Grammatical evolution
Grammar Evolution is a type of evolutionary optimization where solutions are generated using a predefined set of rules, like a grammar in language. Imagine creating sentences using grammar rules, but here, the 'sentences' are computer programs or formulas. Each solution must follow these rules, ensuring they make sense. Like in genetic programming, these solutions evolve over generations, becoming better at solving a problem. It's particularly useful when solutions need a specific structure or format, allowing for complex, yet orderly, evolution.
Caching
Caching is a technique used in computing to store frequently accessed data in a readily available location for quick retrieval. It's like having a small, fast memory space for storing the most commonly used information, reducing the need to repeatedly access slower storage areas.

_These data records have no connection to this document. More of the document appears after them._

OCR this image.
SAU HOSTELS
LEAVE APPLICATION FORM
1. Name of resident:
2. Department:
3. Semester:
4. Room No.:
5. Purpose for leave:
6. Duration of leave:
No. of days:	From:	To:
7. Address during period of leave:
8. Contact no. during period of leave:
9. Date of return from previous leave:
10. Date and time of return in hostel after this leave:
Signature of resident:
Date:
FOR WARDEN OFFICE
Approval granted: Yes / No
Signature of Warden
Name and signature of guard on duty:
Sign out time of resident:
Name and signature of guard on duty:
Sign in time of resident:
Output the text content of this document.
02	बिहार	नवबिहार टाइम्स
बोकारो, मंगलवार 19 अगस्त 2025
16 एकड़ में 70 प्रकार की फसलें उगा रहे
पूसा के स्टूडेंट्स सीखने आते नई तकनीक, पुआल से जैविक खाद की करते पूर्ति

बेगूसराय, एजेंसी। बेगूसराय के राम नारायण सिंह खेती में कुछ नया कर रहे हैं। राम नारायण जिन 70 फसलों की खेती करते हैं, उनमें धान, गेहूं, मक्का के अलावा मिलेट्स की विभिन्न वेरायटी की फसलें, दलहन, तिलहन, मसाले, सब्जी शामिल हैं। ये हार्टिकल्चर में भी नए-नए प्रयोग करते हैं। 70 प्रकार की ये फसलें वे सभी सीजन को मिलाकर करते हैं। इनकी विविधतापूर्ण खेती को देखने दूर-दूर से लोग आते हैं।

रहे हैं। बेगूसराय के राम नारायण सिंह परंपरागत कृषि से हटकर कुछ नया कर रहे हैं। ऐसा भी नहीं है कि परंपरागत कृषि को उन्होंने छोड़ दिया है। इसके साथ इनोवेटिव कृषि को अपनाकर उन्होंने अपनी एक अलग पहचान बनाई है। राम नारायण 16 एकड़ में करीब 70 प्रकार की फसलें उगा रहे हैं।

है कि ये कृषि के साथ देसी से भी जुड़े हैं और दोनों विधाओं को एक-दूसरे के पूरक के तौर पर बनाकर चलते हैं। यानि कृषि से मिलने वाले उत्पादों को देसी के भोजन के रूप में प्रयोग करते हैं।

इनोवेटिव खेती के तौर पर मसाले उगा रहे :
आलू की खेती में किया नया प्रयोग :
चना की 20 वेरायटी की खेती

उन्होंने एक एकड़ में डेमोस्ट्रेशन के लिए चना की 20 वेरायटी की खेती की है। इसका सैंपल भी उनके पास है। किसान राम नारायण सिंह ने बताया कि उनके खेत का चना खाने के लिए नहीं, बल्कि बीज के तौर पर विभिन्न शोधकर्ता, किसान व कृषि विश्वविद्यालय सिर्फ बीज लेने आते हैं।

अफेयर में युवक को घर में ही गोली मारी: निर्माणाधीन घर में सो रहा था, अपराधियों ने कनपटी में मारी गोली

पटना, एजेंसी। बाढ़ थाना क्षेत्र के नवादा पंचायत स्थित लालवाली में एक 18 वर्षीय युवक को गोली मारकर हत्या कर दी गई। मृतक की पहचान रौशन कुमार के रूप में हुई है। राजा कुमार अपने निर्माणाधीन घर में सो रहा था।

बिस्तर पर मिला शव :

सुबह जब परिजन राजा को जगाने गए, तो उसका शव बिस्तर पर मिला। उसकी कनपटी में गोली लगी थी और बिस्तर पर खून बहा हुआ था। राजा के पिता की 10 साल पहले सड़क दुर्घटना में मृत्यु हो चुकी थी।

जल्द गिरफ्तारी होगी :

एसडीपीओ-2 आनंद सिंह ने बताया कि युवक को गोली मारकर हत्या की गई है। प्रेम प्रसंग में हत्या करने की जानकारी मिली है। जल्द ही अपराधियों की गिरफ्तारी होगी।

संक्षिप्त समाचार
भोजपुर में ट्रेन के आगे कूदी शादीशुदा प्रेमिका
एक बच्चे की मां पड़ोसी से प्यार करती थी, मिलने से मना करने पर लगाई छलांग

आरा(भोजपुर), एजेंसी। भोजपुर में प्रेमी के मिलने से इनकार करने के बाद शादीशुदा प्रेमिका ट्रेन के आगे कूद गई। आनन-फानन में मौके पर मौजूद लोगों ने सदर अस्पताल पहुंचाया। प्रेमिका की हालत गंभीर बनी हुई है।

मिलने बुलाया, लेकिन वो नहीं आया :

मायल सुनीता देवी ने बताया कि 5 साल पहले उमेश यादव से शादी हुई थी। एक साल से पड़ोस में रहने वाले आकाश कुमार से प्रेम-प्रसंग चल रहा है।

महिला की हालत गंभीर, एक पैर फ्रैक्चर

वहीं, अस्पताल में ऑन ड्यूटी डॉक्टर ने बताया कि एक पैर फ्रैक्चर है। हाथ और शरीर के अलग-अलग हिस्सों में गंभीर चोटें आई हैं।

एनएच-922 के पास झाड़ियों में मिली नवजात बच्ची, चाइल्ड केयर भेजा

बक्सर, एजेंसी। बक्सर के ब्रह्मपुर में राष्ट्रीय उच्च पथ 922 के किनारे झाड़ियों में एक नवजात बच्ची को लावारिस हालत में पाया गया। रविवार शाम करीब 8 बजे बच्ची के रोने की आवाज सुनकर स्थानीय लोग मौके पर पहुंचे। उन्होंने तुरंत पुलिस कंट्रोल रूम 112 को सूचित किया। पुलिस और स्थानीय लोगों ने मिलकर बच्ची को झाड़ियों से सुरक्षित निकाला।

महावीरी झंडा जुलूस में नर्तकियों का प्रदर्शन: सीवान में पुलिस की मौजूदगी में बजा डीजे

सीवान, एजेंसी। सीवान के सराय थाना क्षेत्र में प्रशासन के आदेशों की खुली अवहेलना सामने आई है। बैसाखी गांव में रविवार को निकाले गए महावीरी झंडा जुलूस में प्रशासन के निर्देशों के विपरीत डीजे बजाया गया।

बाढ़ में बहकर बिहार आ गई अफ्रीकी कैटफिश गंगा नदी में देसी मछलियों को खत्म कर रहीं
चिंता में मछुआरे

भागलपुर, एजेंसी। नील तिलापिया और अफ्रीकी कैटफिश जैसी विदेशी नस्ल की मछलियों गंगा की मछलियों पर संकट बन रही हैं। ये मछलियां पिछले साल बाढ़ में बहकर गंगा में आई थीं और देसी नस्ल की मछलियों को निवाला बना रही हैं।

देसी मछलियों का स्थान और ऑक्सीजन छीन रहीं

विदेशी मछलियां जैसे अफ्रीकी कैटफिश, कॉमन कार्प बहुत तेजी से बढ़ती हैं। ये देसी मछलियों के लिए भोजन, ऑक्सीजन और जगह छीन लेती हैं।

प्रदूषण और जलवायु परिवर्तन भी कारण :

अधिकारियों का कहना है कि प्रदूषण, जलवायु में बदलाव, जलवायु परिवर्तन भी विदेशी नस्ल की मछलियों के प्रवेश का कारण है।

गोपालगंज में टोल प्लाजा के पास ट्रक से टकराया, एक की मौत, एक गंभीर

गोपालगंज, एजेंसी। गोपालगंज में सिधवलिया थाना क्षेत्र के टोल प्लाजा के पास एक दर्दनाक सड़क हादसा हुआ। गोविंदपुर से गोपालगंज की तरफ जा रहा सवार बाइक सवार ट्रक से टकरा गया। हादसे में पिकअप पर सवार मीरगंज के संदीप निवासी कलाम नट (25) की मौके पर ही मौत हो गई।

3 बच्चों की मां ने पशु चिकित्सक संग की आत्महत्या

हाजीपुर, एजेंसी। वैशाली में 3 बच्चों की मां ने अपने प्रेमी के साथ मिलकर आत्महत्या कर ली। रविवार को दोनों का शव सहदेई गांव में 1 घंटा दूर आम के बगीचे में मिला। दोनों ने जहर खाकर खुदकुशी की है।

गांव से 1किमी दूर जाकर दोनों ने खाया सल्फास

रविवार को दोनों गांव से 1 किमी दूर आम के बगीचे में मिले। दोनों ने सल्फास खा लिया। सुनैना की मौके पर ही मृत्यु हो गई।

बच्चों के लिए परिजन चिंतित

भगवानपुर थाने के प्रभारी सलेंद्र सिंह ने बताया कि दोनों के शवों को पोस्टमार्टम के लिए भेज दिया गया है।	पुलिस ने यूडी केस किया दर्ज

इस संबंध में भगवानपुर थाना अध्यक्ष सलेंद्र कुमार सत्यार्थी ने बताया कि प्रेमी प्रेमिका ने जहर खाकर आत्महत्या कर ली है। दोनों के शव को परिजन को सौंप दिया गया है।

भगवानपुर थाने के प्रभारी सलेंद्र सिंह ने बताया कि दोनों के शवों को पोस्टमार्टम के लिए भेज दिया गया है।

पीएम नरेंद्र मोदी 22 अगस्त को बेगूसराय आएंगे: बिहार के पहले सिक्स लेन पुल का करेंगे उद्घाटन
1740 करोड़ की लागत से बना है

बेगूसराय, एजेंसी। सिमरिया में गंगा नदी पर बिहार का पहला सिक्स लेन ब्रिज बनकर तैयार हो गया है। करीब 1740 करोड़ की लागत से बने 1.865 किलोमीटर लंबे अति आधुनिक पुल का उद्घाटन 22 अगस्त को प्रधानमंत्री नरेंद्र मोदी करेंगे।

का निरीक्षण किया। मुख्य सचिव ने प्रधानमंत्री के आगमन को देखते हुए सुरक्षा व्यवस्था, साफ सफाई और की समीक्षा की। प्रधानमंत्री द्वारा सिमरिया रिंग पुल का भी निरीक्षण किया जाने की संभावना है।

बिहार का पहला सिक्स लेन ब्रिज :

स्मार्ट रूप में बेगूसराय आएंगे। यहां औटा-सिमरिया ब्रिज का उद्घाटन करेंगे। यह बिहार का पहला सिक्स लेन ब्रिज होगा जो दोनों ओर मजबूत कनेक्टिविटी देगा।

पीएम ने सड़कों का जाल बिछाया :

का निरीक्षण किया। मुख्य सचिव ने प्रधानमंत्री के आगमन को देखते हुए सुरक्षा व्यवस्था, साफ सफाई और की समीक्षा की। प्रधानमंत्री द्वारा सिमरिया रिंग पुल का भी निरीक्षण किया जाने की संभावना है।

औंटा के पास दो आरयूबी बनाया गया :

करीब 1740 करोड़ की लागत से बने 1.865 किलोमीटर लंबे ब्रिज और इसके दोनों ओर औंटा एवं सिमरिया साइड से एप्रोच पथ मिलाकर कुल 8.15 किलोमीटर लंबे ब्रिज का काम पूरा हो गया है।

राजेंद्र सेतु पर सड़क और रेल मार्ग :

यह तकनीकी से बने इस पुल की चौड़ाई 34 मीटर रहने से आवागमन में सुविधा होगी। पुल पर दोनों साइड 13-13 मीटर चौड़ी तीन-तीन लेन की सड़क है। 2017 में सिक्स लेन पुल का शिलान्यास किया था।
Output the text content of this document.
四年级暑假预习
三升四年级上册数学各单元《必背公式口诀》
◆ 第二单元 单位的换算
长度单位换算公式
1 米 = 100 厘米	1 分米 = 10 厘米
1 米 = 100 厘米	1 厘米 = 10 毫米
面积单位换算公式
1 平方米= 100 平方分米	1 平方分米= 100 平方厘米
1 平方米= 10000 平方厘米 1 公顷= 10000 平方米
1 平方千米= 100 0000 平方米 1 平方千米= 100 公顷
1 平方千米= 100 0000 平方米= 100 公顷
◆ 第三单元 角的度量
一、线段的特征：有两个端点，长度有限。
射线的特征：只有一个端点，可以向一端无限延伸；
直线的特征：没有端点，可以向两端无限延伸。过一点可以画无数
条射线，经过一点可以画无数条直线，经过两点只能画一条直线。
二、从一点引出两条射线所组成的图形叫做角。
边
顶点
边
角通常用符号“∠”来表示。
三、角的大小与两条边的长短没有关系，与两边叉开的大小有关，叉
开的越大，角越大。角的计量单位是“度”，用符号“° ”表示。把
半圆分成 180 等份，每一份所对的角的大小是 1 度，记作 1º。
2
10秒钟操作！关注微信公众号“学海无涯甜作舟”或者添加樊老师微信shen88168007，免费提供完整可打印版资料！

In problem-solving, caching is crucial for enhancing performance and efficiency. By remembering previously computed results, systems can avoid redoing complex calculations, significantly speeding up the process of solving repetitive or similar problems. This approach is widely used in software development, web browsing, and data processing.
Human heuristics
Human heuristics are simple, intuitive rules we use to make quick decisions, like "avoid dark alleys at night." They are based on our experiences and common sense, helping us navigate everyday choices efficiently without much thought. Useful in fast-paced or uncertain situations, these shortcuts can lead to good enough decisions. However, they're not always reliable for complex, critical decisions or in unfamiliar contexts, as they can oversimplify situations and be influenced by biases, potentially leading to poor choices.